The average feed conversion ratio (FCR = feed intake/growth), specific growth rate (SGR = (ln (initial weight)-ln (end weight))/feeding days × 100), and feeding per day were calculated from the 5 stages of the intermediate weighings. The differences between the side-looped systems and controls on growth, feed intake, feed conversion ratio, specific growth rate, and mortality were analyzed with one-way analysis of variance (ANOVA) using the IBM SPSS software.

Results

Fish and feeding

Feed conversion ratios and specific growth rates in the systems with the woodchip bioreactor and the sand filter side-loop were similar to those in the controls. Lower mortality was observed in the side-looped systems than in controls (Table 2), but no significant difference (p < 0.05) was found between the side-looped systems and controls, excluding SGR (Table 3). No signs of unusual behavior or signs of stress or discomfort in fish were observed.
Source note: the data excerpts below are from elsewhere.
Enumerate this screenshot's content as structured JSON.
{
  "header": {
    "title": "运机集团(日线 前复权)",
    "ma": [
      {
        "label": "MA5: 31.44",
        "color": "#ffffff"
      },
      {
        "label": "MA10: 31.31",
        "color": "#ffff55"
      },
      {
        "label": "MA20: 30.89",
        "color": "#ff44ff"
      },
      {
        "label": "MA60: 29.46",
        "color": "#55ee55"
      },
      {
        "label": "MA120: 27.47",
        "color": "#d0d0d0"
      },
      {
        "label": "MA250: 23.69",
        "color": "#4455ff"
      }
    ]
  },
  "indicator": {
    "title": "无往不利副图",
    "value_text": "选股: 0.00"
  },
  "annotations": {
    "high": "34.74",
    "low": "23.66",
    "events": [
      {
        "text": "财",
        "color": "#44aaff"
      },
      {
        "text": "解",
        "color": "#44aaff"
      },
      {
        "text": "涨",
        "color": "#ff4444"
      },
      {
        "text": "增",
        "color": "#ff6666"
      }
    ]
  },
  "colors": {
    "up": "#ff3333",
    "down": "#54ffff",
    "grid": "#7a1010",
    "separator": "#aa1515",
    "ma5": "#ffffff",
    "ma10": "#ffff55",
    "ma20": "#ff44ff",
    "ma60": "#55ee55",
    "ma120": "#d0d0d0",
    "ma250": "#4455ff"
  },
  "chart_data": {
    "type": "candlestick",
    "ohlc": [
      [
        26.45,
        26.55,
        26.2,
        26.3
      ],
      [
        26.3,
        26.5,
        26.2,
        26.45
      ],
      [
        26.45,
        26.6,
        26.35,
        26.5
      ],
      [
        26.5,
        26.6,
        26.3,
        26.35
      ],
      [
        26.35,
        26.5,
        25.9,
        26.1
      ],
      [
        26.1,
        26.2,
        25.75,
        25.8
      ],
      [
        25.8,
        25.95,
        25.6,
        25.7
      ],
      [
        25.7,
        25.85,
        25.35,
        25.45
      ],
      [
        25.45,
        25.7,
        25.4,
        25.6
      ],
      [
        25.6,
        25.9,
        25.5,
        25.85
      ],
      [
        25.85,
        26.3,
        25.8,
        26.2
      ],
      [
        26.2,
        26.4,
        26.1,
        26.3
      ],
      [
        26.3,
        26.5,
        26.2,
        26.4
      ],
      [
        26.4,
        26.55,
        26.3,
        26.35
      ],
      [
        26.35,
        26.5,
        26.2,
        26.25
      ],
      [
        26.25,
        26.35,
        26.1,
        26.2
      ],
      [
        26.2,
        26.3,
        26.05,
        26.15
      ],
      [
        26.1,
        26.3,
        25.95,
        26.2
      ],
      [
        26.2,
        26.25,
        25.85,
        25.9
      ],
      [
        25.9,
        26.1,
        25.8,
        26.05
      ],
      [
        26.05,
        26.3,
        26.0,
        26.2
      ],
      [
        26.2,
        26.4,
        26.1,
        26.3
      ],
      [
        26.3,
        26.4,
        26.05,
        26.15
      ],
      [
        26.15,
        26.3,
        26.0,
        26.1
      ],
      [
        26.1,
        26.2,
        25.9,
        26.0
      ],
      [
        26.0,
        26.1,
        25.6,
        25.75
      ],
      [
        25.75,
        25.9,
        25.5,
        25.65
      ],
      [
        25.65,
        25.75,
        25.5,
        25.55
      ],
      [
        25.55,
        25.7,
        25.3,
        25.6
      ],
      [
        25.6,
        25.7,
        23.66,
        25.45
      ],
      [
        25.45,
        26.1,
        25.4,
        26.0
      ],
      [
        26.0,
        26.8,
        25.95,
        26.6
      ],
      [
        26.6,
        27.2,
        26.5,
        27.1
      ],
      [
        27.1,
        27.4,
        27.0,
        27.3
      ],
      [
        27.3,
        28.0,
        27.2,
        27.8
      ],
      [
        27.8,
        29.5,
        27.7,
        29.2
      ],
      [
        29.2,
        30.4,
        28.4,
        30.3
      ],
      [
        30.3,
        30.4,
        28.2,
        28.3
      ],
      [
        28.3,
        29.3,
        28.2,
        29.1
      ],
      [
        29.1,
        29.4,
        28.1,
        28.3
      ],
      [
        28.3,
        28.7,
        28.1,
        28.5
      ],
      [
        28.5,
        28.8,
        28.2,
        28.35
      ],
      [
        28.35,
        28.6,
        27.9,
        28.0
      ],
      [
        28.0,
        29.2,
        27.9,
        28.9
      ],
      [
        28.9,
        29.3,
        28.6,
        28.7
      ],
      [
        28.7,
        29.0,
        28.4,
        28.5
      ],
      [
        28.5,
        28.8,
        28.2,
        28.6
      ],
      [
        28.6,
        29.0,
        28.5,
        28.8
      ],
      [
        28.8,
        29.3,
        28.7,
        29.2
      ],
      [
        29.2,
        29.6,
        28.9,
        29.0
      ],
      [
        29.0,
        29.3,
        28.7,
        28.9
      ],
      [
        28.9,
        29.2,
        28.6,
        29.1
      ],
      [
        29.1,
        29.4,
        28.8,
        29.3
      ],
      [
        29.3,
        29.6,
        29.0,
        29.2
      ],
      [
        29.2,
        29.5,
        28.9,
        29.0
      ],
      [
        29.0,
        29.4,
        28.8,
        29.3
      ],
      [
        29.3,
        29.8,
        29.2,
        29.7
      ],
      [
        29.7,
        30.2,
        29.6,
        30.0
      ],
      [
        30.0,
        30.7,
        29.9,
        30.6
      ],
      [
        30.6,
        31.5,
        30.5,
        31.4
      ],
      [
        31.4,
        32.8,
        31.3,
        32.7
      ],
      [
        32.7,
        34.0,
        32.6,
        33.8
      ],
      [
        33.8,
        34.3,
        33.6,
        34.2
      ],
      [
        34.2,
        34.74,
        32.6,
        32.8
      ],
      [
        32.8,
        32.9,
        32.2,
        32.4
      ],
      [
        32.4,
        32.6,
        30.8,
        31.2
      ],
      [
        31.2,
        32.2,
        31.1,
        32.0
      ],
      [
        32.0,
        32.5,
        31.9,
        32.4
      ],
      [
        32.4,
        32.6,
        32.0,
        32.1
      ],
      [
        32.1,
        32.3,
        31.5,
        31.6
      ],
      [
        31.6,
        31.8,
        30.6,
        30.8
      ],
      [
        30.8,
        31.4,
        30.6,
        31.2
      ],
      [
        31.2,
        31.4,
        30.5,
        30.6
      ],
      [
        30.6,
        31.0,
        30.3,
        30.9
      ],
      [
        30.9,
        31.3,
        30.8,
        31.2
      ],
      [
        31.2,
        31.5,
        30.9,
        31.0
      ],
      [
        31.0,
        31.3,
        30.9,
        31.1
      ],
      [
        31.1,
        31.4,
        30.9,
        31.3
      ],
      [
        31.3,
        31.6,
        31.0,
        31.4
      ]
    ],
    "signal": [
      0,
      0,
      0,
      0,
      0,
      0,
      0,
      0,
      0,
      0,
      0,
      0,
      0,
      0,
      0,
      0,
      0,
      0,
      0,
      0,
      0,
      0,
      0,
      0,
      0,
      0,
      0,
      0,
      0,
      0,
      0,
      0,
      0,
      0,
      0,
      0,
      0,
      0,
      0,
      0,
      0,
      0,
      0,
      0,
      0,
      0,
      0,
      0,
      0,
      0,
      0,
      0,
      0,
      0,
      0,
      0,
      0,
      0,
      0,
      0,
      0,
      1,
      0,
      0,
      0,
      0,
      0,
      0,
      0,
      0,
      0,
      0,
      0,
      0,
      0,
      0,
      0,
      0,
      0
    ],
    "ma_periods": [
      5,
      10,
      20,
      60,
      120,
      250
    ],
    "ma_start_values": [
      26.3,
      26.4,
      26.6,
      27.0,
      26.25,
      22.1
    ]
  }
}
Table 2 Initial and final biomass, growth, and mortality (n=2, ± SD) in the side-looped systems and controls, including a woodchip bioreactor and a sand filter. The feed conversion ratio (FCR), specific growth rate (SGR), and feed per day (n=2, ± SD) were calculated as averages of the 5 stages between the intermediate weighings
Table 3 Differences between the side-looped systems and controls (n=2) on growth, feed intake, feed conversion ratio (FCR), specific growth rate (SGR), and mortality with one-way ANOVA.

Nitrate removal

At the beginning of the experiment, the nitrate removal efficiency was 92% in the woodchip bioreactor, and the average nitrate removal rate was 11 g NO3-N m−3 of woodchips d−1. A removal efficiency of another 26% was achieved in the sand filter, resulting in a total efficiency of 98%. After a month of the experiment, the nitrate removal efficiency increased to 96% after the woodchip bioreactor and another 17% in the sand filter, yielding a total efficiency of 99%. At the end of the experiment, the average nitrate removal rate increased to 15 g NO3-N m−3 of woodchips d−1.

Off-flavors

The concentrations of MIB in the circulating water ranged from 6.5 to 16 ng L−1 (Fig. 2A), while those of GSM ranged from 6.1 to 18 ng L−1 (Fig. 2B). The concentrations remained relatively stable throughout the experiment, but in some occasions, the concentrations of GSM were higher than those of MIB. In the case of circulating water, no significant difference (p<0.05) between the treatment and controls was observed (Supplementary Table S6).

Fig. 2
figure 2

Concentrations of MIB (A) and GSM (B) in the tank water with the side-looped systems, controls, in the woodchip bioreactor, and in the sand filter during the 30 weeks of the experiment (ng L−1, ± SD, n=4).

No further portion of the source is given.